Rivalry Run with Tim and Beth
For the most part, I was content running on my own. Like I said yesterday, if I'm going to do something, I want to be good at it. I will never consider myself a good runner, so I had to change my mindset. Instead of trying to be better than anyone else, I started competing against myself. Sometimes that meant running farther than the run before, other times it meant cutting a few seconds off of my previous time, and often it meant just motivating myself to get out there.

I think I was commonly running 2-3 times a week. Winter would usually slow me down and side-line me, because running in itself takes motivation. I'm not sure what running in the cold takes, pure insanity, maybe? I would take advantage of warmer winter days and pick it back up consistently in the Spring.

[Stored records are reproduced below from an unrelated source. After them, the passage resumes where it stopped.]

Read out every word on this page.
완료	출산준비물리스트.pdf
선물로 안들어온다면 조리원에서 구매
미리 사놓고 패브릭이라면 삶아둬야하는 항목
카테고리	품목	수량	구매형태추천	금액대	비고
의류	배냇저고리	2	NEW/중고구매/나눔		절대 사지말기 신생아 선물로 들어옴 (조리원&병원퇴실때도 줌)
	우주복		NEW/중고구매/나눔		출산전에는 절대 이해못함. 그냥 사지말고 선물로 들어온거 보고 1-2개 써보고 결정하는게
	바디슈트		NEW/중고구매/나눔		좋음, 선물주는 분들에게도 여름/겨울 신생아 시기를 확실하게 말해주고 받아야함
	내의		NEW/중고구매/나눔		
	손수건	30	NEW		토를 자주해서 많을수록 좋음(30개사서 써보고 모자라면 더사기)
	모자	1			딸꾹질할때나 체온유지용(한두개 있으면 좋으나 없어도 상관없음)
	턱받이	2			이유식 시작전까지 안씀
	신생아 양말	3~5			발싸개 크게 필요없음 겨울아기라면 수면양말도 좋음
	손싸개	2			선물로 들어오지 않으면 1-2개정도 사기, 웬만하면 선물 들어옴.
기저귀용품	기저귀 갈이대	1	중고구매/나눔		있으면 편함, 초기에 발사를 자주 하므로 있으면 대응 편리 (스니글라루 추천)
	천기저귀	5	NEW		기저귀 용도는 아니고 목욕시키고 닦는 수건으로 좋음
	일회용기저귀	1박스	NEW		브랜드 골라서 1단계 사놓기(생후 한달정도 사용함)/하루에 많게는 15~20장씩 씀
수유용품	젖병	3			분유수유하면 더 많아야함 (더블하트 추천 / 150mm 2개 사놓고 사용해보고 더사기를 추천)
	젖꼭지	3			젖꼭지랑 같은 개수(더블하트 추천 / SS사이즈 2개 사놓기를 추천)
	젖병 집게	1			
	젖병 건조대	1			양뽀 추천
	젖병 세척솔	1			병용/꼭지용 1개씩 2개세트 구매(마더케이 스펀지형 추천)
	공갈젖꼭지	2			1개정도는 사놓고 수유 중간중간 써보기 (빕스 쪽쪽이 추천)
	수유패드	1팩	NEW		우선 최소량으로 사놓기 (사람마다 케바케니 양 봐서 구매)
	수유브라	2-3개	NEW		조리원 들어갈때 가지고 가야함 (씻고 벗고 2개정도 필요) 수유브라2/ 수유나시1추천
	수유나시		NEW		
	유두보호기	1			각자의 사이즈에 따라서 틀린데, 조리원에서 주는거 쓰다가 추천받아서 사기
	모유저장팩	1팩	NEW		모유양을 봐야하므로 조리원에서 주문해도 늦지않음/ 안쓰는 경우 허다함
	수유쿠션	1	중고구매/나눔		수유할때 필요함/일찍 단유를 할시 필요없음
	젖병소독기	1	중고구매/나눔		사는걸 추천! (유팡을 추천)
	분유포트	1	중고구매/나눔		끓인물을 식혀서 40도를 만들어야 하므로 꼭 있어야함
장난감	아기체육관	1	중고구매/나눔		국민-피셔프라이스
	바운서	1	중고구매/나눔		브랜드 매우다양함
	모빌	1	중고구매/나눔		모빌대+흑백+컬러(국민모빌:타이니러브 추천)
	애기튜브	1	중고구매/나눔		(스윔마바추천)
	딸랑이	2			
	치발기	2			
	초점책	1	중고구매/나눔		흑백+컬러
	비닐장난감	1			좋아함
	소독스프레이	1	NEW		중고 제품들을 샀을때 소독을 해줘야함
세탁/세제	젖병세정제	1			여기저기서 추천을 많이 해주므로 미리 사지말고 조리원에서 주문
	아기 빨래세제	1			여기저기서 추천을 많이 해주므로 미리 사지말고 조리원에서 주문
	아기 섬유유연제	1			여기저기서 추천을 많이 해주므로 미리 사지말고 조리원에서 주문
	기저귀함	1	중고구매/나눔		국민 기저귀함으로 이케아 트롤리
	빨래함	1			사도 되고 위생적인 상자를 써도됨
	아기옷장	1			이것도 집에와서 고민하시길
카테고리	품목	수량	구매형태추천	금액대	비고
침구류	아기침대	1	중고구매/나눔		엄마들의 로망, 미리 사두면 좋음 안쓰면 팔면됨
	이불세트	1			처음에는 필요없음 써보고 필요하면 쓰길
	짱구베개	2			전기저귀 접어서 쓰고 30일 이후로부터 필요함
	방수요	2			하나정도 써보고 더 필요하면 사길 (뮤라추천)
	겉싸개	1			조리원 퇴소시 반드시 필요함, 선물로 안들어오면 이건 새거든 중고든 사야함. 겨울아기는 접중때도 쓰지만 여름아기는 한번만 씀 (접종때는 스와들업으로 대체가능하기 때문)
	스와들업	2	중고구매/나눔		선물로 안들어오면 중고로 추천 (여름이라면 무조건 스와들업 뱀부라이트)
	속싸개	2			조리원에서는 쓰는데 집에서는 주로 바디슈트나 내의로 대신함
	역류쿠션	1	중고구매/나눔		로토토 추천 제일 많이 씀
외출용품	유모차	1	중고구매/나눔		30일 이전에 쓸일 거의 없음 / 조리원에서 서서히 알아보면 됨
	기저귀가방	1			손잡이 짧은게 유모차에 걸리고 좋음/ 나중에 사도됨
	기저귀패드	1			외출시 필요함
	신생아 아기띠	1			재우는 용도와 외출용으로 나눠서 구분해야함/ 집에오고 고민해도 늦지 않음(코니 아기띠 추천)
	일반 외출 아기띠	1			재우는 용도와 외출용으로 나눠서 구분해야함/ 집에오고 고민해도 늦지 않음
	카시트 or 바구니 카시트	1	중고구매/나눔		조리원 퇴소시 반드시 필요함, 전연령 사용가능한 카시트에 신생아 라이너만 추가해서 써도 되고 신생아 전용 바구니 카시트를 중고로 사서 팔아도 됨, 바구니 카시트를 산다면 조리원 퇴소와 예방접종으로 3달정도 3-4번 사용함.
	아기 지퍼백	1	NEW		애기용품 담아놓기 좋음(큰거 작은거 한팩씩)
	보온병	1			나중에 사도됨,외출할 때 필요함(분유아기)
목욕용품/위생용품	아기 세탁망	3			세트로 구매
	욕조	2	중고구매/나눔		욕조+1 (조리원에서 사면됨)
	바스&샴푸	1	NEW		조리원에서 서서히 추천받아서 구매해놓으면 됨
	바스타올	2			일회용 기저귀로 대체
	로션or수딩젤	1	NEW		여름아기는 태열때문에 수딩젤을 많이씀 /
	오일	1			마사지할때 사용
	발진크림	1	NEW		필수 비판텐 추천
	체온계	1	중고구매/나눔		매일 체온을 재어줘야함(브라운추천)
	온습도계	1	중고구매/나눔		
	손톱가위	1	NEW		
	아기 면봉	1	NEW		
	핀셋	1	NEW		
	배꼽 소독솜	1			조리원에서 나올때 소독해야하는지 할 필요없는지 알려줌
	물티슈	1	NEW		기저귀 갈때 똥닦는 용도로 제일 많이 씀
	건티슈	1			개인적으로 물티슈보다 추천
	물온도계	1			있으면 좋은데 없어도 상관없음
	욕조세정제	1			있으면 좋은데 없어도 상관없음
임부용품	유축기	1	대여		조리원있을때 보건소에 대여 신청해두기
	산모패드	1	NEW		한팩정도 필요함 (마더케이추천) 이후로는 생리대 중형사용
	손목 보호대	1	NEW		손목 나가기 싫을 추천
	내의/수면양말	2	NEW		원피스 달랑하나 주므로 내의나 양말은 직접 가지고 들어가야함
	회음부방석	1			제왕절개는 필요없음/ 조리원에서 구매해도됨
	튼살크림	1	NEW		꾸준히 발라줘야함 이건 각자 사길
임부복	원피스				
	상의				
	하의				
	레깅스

Then came October 2018. The arch of my foot started throbbing. It would wake me up in the middle of the night and at school I looked like the student who fake limps for attention. I'd stop running for a few days, ice my foot, and go out and try again. It became a vicious cycle. I just wanted to run and be healthy and destress. Is that too much to ask? Apparently, because I found myself at a podiatrist with arch supports. Old shoes, an overly flexible foot, and too quickly increasing mileage was a very poor (idiotic... stubborn...) decision on my part. Aside from costing me a pretty penny, it also cost me 3 months of running (winter didn't help that either).

When the first warm day of 2019 finally came in February, my arch supports and I were back to the races. Well, we were back to the streets and racing against myself at least. Hmm. Maybe I was, possibly, kind of, sort of, slowly becoming a runner.